Jean-Claude Piris / Jun 2018

Photo: Shutterstock

 

It is the end of June 2018, just nine months before the date when the UK will leave the EU. The 28-29 June European Council will not progress much towards a reasonable Brexit. Actually, 15 months after having taken the bold decision to start the negotiations without any preparation, while knowing that they are limited to 24 months by the EU Treaty, the British Government is still negotiating internally. A cabinet meeting on 6 July is said to be important in that regard.

According to many « Number 10 » observers, the option which could be defended by the Prime Minister in that meeting is as follows.

The aim of Mrs May seems, at last, to get a reasonable result for the British economy, and thus to avoid not only a no-deal leading to a catastrophic cliff-edge, but also a bad deal which would cut the UK from the EU Single Market (SM).

The issue of the Irish border is now considered by HMG to be a leverage which could help to get that result. After all, it is on that issue that the EU accepted to bend its principles in December 2017. The EU said that, given the major aim not to re-establish borders between Northern Ireland (NI) and the Republic of Ireland, it could accept that NI continue to stay in the EU Customs Union (CU) and to benefit from the SM. This option would permit to avoid controls at the border. This was refused by the UK, for symbolic-political reasons.

According to observers, the UK would now request the EU to extend its offer to the whole of its territory. The UK would accept both to remain in the CU and to commit to a full alignment on the relevant rules of the SM. According to the same observers, this would neither apply to services nor to movement of persons.

It is not clear if the membership of the CU would entail the benefit of the Common Trade Policy, thus excluding a separate trade policy: that would seem logical, and would certainly be the EU’s position, despite some British Ministers being opposed. It is also uncertain if Mrs May’s idea on the SM would include all rules, principles and procedures applicable to the EU member States and thus the automaticity to follow EU law and the role of the EU Court of Justice on interpretation and on settlement of disputes. Some British ministers are clearly opposing that as well.

Mrs May will thus, certainly, have difficulty to rally all her Ministers around these ideas. But the actual question is to know if such a result would be negotiable with the EU.(I already wrote about those ideas in the Financial Times on 16 November 2017).

First, acceptance of an exceptional solution benefiting a small territory, subject to extraordinary circumstances, cannot be understood as accepting a general exception applicable to any State, regardless of their dimension and of the existence or not of extraordinary circumstances.

Second, these ideas show that the British government might hope to retain partial access to the SM with the same benefits as member states, simply by promising to align its domestic law to relevant EU law - perhaps under the control of a tribunal which would not be the EUCJ. This hope is based on a misunderstanding of what the SM is. A third state cannot get partial access to the SM under the same conditions as EU or EEA states without being bound by the same constraints. This is not because of bad will on the EU’s part. The EU has no choice but to protect its major success, which binds together all its members: the homogeneity, credibility and legal security of its SM. The European Council will be united in refusing to put the SM’s credibility in jeopardy.

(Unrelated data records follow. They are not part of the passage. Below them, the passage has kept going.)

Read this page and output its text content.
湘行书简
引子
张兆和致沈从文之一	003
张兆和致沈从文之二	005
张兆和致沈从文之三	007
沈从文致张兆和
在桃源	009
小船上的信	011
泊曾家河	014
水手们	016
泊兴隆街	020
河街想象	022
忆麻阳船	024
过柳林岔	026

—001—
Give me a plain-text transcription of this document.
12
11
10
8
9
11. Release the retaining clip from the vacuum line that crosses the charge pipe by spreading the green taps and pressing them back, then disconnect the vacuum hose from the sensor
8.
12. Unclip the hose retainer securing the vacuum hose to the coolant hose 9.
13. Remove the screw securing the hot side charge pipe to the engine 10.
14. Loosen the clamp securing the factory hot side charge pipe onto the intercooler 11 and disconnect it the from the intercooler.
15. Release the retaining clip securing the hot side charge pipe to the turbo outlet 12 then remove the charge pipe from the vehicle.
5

The SM is based on four freedoms: the free movement of goods, services, capital and people. Choosing among these is not permitted. Whether the EU would make an exception for services is doubtful. As for movement of people, an exception will certainly be refused. How could the EU admit that its ideals are for facilitating freedom of movement of goods and capital but not freedom of movement of citizens?

Second, even for goods, the SM is far from only being an area in which customs tariffs and quotas disappear. It aims at getting rid of all regulatory obstacles to exchanges. It binds participating states to strict conditions. These include norms and standards for goods, the primacy of EU law over national laws and the exclusive final power of interpretation by the EU Court of Justice. Control of timely and full implementation of EU law is not only done by the Commission. Individuals, such as consumers and economic operators, have the legal power to control the correct application of that law through their national courts and may get compensation if this is not the case.

The credibility of the SM depends on the solidity of that system. This is why no third state has partial or full benefit of the SM, with the exception of the three EFTA members also EEA members and subject to the EFTA Court (Switzerland is now negotiating a new agreement with the EU). The EU will not accept bending that basic system.

Thus, the UK’s option is now to find a credible solution for the Irish border issue and to negotiate an ambitious political Declaration on its future relations with the EU. That Declaration will be the basis on which an Association Agreement could be negotiated after 29 March 2019. It might include a free trade zone without any custom tariff on goods, an ambitious customs arrangement, a strong governance with a Joint Committee and an ad hoc Tribunal, allowing the EU Court of Justice to give rulings for issues on EU law.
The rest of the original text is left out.